In his fourth and final year at the helm, Ian Foster has found his best selection form, picking the best squad of his All Blacks tenure and one that should finally spark widespread optimism about the fate of the national team.
Nearly all previous squads of the Foster erahave contained an element of contention – a definitive sense of the selectors seeing different things to everyone else.
But what we have now on the eve of the World Cup is realisation that Foster has been prepared to use the entirety of the cycle to land on the right players as much through a process of trial and error as anything else.
His selection method could even be described as frog kissing, but few will care about the label if later this year his squad, after three tough years, finally comes right and makes a big impression at the World Cup.

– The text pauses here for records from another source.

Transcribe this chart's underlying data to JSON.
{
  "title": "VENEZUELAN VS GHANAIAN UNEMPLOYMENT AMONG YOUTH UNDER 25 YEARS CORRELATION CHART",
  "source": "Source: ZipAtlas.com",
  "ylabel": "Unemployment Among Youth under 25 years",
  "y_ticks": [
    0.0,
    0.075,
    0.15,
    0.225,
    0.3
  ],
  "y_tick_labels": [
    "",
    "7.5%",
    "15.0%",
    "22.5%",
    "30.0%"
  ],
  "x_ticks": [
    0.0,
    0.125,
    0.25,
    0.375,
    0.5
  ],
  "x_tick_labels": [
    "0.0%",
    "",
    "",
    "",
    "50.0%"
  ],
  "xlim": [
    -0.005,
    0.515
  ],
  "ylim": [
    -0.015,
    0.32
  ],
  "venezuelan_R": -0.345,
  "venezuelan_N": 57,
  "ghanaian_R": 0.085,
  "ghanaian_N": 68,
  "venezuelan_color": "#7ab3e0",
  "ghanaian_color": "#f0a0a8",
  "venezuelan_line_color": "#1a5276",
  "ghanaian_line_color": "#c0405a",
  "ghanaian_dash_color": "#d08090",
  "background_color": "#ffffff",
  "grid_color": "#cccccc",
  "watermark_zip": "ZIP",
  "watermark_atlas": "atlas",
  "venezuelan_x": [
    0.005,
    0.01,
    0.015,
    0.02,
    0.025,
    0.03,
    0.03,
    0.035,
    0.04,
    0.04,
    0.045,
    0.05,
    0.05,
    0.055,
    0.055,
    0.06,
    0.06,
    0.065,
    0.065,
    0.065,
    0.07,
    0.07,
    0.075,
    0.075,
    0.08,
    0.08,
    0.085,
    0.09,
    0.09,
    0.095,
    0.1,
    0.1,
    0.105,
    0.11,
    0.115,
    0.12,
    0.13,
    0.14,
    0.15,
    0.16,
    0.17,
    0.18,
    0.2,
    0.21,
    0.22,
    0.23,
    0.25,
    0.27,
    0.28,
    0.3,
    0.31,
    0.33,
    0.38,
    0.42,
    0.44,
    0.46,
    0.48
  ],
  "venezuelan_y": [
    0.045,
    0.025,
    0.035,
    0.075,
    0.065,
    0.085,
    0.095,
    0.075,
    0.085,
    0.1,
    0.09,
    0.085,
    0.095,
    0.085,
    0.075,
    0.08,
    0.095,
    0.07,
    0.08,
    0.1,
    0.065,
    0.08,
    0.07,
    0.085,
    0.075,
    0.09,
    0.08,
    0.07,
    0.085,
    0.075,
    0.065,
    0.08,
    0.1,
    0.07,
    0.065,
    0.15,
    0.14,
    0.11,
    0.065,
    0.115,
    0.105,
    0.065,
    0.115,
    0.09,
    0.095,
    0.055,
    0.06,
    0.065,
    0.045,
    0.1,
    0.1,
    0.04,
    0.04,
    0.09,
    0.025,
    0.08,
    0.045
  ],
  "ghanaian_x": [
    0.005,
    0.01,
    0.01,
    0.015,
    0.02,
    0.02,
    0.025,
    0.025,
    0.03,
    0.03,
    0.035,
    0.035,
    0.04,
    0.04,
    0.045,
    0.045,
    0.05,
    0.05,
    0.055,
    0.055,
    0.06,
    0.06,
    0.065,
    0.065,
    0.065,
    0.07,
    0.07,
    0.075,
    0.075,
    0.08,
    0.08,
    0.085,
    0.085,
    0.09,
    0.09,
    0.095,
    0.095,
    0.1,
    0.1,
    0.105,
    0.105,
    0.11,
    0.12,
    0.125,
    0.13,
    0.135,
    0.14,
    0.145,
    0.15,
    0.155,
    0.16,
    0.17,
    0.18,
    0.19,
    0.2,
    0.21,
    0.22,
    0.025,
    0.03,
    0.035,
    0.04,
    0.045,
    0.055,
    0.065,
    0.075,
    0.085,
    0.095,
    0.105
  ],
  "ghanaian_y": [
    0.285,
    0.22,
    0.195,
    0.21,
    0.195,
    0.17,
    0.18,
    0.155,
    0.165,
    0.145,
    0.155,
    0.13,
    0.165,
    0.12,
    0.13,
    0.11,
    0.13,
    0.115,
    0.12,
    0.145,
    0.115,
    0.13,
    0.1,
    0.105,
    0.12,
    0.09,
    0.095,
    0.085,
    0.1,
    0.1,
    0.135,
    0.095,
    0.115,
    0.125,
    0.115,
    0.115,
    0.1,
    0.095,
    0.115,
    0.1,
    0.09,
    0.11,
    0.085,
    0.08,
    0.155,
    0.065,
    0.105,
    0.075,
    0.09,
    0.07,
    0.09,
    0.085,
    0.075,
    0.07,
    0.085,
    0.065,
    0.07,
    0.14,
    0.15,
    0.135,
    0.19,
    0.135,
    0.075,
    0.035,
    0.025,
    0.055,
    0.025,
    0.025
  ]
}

And if that seemed only a remote possibility even in November last year, it suddenly feels significantly more realistic now that Foster has picked a 36-man group that has experience, a sprinkling of the unknown and a ruggedness that has not been a hallmark of his previous selections.
Maybe most importantly of all, Foster has picked a squad that contains no passengers.
There is no one there who didn’t deliver in Super Rugby Pacific; no one there trading on their reputation alone, picked on the memory of what they may have once done.
This is a form team that Foster has picked – players who have earned their spots and the only grumble would perhaps be that he wasn’t able to find room in the initial 36 for Shaun Stevenson, who will be with the team nevertheless as injury cover for Mark Telea.
Other than that, there are no arguments to mount against the balance, tone and general vibe of what the selected group contains and represents.
The first two-and-a-half years of his coaching tenure were defined by the All Blacks’ lack of physical presence.
An ability to dominate collisions – with or without the ball – and produce the general mayhem required to compete was a consistent failing of the All Blacks between 2020 until midway through last year.
They didn’t seem to have either the required mix of combat athletes or the ruthless mindset to impose themselves.
That problem was being fixed in the second half of last year, and this new squad reflects the coaching team’s depth of understanding about what sort of players they need to throw into battle if they are going to continue to progress as a team that can handle frontline, active duty.
It would have been criminal not to recall Luke Jacobson, who has proved himself throughout this Super Rugby campaign that he is the sort of real-deal soldier that wins wars.
Shannon Frizell, while he previously hasn’t quite managed to replicate his club form in the test arena, couldn’t have done more this year to say he’s ready to try one more time to see if he can make the step up.
He’s got presence and destructive abilities and like Jacobson, he’s shown this year a tremendous appetite for hard work.
Much the same can be said about new cap Samipeni Finau, the versatile Chiefs loose forward who has played with an almost reckless fearlessness for his own well-being.
These three epitomise what the modern game is all about – loose forwards who revel in the collision zone and have an attitude to throw themselves at everything and then get back on their feet and do it again.
But so too are they hungry to contribute elsewhere and it is the authenticity of their physicality and their mental energy which has seen them selected and Hoskins Sotutu and Akira Ioane discarded.
The arrival of the 144kg Tamaiti Williams in the front-row adds to the portfolio of mobile props who can scrummage and cleanout and yet do their share of effective ball-carrying.
The All Blacks didn’t begin this World Cup cycle with the players, attitude and technical skills to indulge in collision warfare, but there should be some confidence that they do now have that critical aspect in place.
Whatever happens in France, it’s hard to see that the All Blacks will traipse home dejected that they were beaten up by the tournament bully.
In fact, there’s even a chance that the All Blacks might turn out to be the tournament bully such is the weighting they have placed on robust ball-carriers and reliable defenders.